Cuando yo le conocí, el hombre lobo vivía en un 3º B. No tenía pelos por la cara ni garras ni colmillos. Era un tipo calvo con gafas de pasta y pinta de intelectual maoísta. Afortunadamente no era vecino mío, sino de mi amigo S., que nos traía noticias frescas sobre él.
Se sabía, por ejemplo, que vivía con su anciana madre, y que ésta llevaba años sin salir. Ambos se pasaban el día viendo películas del oeste que ponían a todo meter. En plena madrugada, según S., se podía escuchar “Centauros del desierto” con toda nitidez.
Tenían un vídeo beta y un montón de películas de John Wayne. También tenían gotelé, un setter de porcelana de tamaño natural y un faisán disecado en el recibidor. Nada que indujera a pensar en la licantropía. Salvo que, por las noches, le daba por aullar.
Empezaba como un gemido sordo, un leve lloriqueo de bebé. Pasaba diez minutos entre ronquidos y sollozos hasta que se arrancaba. Entonces los aullidos eran largos y tristes, como los de un mastín.
- Tiene un pastor alemán – supuso alguno de nosotros – y aúlla porque es forofo de John Ford.
Pero la teoría no cuajó.
Una tarde, mientras me cortaban el pelo, vi que al vecino lobo lo sentaban junto a mí. “Vengo a hacerme las patillas” – dijo el tipo, y fue la primera vez que escuché su voz.

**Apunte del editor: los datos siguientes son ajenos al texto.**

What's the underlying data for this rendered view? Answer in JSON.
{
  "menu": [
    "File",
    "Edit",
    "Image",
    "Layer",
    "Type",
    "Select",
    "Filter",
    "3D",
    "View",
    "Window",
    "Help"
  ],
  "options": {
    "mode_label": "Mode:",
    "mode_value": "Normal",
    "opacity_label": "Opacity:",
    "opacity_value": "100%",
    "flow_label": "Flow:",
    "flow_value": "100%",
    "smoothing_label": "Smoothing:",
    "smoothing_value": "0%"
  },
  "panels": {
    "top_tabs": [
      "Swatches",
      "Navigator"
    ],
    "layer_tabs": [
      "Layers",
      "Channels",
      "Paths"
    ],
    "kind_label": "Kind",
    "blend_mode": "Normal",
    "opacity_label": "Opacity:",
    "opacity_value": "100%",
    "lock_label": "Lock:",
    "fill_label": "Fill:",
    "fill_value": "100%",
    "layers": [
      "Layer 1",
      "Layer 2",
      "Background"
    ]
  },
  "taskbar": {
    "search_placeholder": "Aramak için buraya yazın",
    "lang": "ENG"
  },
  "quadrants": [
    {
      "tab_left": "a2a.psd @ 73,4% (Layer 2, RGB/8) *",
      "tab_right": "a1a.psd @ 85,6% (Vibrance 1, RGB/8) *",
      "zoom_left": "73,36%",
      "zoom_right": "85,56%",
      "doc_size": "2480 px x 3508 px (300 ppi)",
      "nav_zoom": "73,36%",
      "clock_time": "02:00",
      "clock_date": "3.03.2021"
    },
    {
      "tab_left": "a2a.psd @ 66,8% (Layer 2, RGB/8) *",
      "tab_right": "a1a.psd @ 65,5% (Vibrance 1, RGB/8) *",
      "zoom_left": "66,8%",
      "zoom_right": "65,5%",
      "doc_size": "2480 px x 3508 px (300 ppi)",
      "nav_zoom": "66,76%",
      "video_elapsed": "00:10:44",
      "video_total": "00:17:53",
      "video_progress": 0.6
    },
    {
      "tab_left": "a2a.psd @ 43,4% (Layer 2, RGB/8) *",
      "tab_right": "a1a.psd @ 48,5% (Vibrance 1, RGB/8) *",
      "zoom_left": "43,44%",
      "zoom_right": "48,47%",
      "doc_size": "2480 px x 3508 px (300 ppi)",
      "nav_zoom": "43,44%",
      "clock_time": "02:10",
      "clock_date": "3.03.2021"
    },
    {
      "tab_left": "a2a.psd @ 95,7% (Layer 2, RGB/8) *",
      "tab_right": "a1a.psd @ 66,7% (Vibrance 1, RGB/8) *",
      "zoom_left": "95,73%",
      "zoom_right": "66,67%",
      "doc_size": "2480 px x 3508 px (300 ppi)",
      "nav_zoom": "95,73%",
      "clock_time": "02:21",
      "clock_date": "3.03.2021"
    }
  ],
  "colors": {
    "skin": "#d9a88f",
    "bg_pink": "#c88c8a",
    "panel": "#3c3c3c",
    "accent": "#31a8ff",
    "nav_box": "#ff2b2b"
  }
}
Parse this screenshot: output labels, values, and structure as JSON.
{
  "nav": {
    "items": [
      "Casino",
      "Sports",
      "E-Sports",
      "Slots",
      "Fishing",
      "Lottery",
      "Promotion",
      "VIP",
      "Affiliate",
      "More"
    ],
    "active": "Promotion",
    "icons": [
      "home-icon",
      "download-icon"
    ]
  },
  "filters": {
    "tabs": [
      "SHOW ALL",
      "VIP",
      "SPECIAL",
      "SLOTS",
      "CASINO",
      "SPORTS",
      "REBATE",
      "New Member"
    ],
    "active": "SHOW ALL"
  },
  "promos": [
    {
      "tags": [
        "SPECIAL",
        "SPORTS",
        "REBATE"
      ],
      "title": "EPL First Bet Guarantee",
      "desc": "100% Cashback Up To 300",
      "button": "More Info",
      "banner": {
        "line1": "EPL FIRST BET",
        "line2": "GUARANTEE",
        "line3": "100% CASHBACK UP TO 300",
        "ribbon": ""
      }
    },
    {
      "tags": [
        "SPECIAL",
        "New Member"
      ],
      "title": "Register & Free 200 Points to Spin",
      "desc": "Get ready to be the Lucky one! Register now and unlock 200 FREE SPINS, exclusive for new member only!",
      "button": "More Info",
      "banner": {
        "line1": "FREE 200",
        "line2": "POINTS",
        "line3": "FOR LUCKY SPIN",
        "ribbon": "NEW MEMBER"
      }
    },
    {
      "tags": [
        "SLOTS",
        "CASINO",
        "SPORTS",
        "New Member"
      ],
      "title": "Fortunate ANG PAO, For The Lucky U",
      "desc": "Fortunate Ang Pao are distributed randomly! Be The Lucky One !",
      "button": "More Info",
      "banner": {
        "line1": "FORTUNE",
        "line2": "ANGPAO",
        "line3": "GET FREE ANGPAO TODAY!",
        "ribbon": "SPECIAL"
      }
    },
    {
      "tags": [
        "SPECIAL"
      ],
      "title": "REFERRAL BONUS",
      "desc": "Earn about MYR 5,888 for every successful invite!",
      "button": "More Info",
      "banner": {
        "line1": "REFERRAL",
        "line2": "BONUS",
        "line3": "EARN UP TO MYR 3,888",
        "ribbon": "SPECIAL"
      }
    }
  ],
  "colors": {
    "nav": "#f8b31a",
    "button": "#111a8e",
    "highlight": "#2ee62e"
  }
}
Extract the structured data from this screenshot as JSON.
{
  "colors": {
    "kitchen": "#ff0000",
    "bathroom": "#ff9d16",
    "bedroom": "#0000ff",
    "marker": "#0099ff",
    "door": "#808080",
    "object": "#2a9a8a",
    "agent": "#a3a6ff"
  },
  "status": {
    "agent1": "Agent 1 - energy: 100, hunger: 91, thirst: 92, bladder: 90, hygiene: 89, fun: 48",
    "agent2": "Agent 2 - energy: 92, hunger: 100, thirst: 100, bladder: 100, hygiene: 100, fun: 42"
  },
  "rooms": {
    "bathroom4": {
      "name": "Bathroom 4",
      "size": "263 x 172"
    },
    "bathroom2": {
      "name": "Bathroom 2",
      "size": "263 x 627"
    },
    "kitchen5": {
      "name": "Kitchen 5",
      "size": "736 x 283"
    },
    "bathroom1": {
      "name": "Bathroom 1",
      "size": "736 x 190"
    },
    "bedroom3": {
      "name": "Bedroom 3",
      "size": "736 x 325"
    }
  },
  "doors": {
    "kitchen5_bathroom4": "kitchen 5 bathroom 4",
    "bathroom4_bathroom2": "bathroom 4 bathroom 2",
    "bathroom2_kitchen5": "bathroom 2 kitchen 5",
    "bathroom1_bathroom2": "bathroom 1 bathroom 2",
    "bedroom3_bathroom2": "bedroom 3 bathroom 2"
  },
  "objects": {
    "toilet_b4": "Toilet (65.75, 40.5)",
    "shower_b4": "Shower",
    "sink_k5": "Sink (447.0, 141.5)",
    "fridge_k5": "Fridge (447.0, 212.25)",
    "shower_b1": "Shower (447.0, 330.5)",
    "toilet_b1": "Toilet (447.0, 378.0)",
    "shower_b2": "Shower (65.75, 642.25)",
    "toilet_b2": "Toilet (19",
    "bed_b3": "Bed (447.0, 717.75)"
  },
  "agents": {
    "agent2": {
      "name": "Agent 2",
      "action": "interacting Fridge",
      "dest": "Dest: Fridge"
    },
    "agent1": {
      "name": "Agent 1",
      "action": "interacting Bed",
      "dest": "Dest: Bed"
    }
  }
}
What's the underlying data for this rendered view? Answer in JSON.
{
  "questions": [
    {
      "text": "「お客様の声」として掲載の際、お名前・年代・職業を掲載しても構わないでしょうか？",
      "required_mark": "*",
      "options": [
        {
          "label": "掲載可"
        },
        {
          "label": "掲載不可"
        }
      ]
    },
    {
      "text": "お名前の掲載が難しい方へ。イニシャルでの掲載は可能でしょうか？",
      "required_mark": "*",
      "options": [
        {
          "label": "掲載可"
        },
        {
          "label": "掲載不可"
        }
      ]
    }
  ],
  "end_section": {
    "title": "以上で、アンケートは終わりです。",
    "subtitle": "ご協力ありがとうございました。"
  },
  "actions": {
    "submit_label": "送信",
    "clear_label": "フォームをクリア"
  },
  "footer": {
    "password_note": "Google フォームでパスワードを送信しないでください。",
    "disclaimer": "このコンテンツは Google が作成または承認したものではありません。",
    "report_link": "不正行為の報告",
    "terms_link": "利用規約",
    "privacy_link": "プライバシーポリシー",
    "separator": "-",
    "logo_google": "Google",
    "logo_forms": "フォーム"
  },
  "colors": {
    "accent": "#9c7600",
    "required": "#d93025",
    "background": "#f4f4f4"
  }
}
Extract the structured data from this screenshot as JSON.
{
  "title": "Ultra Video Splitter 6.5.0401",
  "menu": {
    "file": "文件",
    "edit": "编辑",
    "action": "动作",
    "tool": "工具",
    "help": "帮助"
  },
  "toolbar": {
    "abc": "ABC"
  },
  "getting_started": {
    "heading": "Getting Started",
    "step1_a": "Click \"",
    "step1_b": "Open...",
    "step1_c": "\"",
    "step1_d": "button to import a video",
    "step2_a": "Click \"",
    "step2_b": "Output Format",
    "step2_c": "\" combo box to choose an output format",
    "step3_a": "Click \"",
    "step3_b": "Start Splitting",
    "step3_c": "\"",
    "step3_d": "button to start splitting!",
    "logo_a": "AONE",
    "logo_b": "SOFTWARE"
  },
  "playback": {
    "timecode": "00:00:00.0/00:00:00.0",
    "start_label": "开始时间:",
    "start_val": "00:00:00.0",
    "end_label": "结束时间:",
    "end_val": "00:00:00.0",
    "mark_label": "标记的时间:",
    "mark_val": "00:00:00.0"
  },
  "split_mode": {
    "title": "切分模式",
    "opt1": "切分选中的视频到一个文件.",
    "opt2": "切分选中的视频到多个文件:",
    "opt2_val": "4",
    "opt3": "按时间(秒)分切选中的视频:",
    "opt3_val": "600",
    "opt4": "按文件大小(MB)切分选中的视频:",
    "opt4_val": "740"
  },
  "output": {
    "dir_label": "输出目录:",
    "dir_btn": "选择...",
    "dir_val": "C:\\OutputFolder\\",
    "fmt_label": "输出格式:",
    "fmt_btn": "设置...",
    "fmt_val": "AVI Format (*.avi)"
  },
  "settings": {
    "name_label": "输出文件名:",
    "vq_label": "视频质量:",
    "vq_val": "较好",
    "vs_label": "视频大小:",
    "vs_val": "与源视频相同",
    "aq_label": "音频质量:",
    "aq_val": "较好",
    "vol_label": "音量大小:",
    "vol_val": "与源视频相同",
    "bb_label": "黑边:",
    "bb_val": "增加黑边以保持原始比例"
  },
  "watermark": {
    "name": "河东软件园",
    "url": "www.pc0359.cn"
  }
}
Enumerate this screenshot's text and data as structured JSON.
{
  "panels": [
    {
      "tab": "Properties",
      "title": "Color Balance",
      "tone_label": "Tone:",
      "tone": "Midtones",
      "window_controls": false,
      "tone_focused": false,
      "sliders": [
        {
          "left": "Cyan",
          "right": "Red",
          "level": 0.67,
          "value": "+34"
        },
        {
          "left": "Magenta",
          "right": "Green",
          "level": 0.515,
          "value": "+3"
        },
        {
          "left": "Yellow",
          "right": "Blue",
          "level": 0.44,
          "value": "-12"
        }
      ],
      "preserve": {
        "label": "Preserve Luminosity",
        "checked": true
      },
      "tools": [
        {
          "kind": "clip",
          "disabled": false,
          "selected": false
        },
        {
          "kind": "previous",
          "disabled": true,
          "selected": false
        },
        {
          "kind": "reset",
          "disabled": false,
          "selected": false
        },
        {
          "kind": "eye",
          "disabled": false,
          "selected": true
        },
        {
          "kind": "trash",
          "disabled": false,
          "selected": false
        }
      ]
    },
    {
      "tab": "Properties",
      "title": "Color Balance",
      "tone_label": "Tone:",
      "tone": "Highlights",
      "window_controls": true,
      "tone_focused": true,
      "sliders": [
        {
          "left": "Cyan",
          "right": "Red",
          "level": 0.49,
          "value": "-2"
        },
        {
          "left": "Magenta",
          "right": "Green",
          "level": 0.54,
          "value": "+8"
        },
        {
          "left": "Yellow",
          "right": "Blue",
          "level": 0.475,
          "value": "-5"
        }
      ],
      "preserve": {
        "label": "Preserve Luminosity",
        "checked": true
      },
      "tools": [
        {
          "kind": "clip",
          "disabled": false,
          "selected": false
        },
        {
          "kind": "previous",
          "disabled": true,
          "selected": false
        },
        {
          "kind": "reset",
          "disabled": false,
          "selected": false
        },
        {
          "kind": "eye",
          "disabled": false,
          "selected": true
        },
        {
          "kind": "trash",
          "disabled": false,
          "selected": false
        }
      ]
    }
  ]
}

Me quedé petrificado en el asiento. El tipo, serio como una tumba, me miró por el espejo. ¿Sería capaz de leer el pensamiento? Pensé que no. Se quitó las gafas y vi sus ojos de asesino. El peluquero, totalmente ajeno a mi terror, comenzó a arreglarle las patillas. Como si fuera un cliente más, le habló durante largo rato del Rayo Vallecano. Y así, mientras le cortaban los pelos de las orejas, el hombre lobo dijo que Onésimo no le parecía tan buen jugador.